Resting state functional magnetic resonance imaging (rsfMRI) is an emerging tool to explore the functional connectivity of different brain regions. We aimed to assess the disruption of functional connectivity of the Default Mode Network (DMN), Dorsal Attention Network(DAN) and Fronto-Parietal Network (FPN) in patients with glial tumors.

Methods

rsfMRI data acquired on 3T-MR of treatment-naive glioma patients prospectively recruited (2015–2019) and matched controls from the 1000 functional-connectomes-project were analyzed using the CONN functional toolbox. Seed-Based Connectivity Analysis (SBCA) and Independent Component Analysis (ICA, with 10 to 100 components) were performed to study reliably the three networks of interest.

Results

35 patients with gliomas (17 WHO grade I-II, 18 grade III-IV) and 70 controls were included. Global increased DMN connectivity was consistently found with SBCA and ICA in patients compared to controls (Cluster1: Precuneus, height: p < 10−6; Cluster2: subcallosum; height: p < 10−5). However, an area of decreased connectivity was found in the posterior corpus callosum, particularly in high-grade gliomas (height: p < 10−5). The DAN demonstrated small areas of increased connectivity in frontal and occipital regions (height: p < 10−6). For the FPN, increased connectivity was noted in the precuneus, posterior cingulate gyrus, and frontal cortex.
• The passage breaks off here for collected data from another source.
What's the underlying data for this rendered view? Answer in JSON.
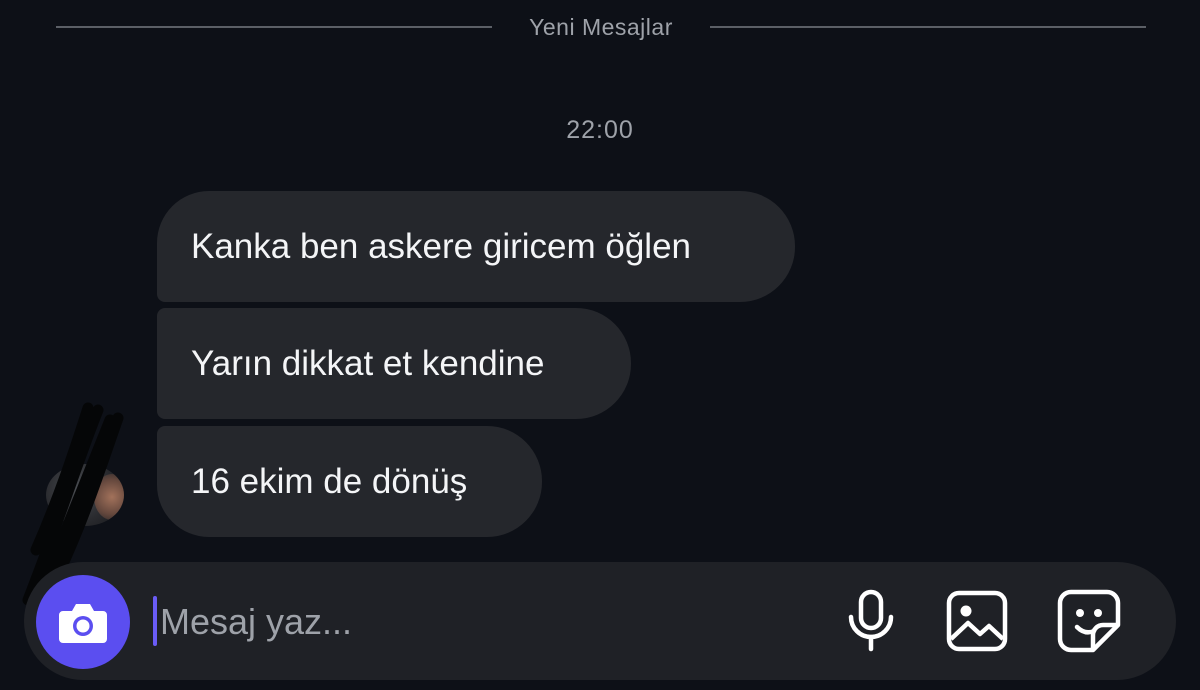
{
  "divider": {
    "label": "Yeni Mesajlar"
  },
  "timestamp": "22:00",
  "messages": [
    {
      "text": "Kanka ben askere giricem öğlen"
    },
    {
      "text": "Yarın dikkat et kendine"
    },
    {
      "text": "16 ekim de dönüş"
    }
  ],
  "composer": {
    "placeholder": "Mesaj yaz...",
    "value": "",
    "camera_icon": "camera-icon",
    "mic_icon": "microphone-icon",
    "gallery_icon": "image-icon",
    "sticker_icon": "sticker-icon"
  },
  "colors": {
    "background": "#0d1017",
    "bubble": "#25272c",
    "composer": "#1f2126",
    "accent": "#5b4ef0",
    "muted_text": "#9ea2a9"
  }
}
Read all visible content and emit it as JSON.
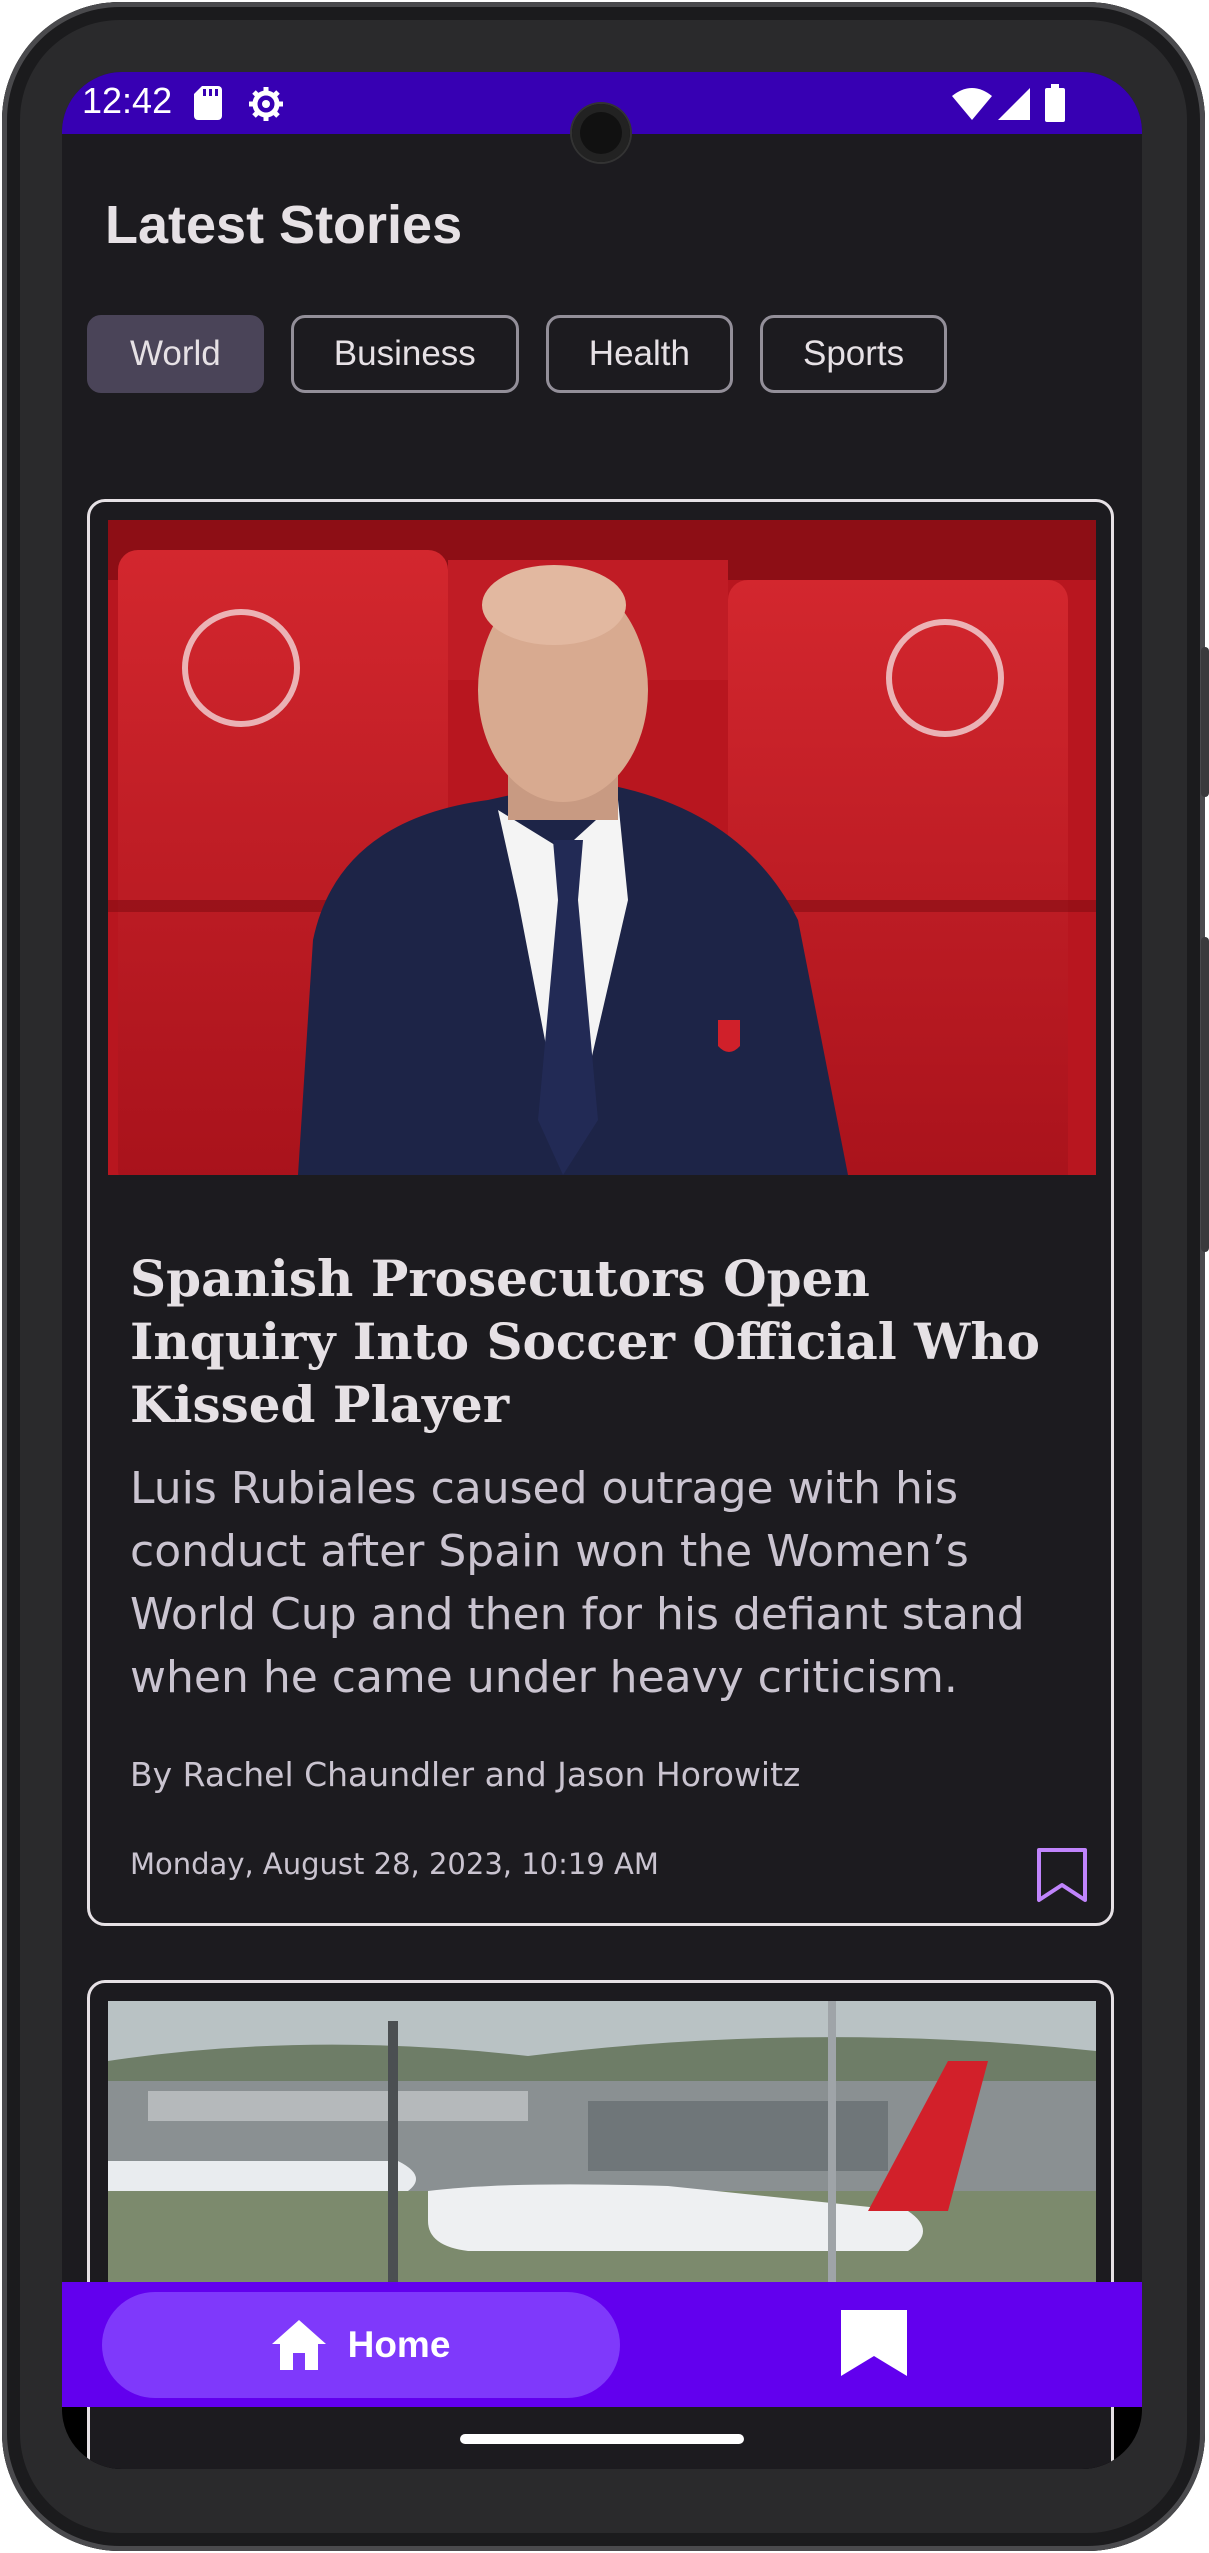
{
  "status_bar": {
    "time": "12:42",
    "left_icons": [
      "sd-card-icon",
      "settings-gear-icon"
    ],
    "right_icons": [
      "wifi-icon",
      "cellular-signal-icon",
      "battery-icon"
    ],
    "background": "#3700b3"
  },
  "header": {
    "title": "Latest Stories"
  },
  "categories": {
    "items": [
      {
        "label": "World",
        "selected": true
      },
      {
        "label": "Business",
        "selected": false
      },
      {
        "label": "Health",
        "selected": false
      },
      {
        "label": "Sports",
        "selected": false
      }
    ]
  },
  "stories": [
    {
      "image": "photo of a man in a navy suit in front of red stadium seats",
      "headline": "Spanish Prosecutors Open Inquiry Into Soccer Official Who Kissed Player",
      "summary": "Luis Rubiales caused outrage with his conduct after Spain won the Women’s World Cup and then for his defiant stand when he came under heavy criticism.",
      "byline": "By Rachel Chaundler and Jason Horowitz",
      "date": "Monday, August 28, 2023, 10:19 AM",
      "bookmark_icon": "bookmark-outline-icon"
    },
    {
      "image": "photo of airliners on an airport apron, one with QANTAS livery"
    }
  ],
  "bottom_nav": {
    "home_label": "Home",
    "home_icon": "home-icon",
    "saved_icon": "bookmark-filled-icon",
    "background": "#6200ee",
    "active_pill": "#7f39fb"
  },
  "colors": {
    "accent_bookmark": "#c084fc",
    "surface": "#1c1b1f",
    "on_surface": "#e6e1e5"
  }
}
No difference in the connectivity of the networks of interest was demonstrated between low- and high-grade gliomas, as well as when stratified by their IDH1-R132H (isocitrate dehydrogenase) mutation status.

Conclusion

Altered functional connectivity is reliably found with SBCA and ICA in the DMN, DAN, and FPN in glioma patients, possibly explained by decreased connectivity between the cerebral hemispheres across the corpus callosum due to disruption of the connections.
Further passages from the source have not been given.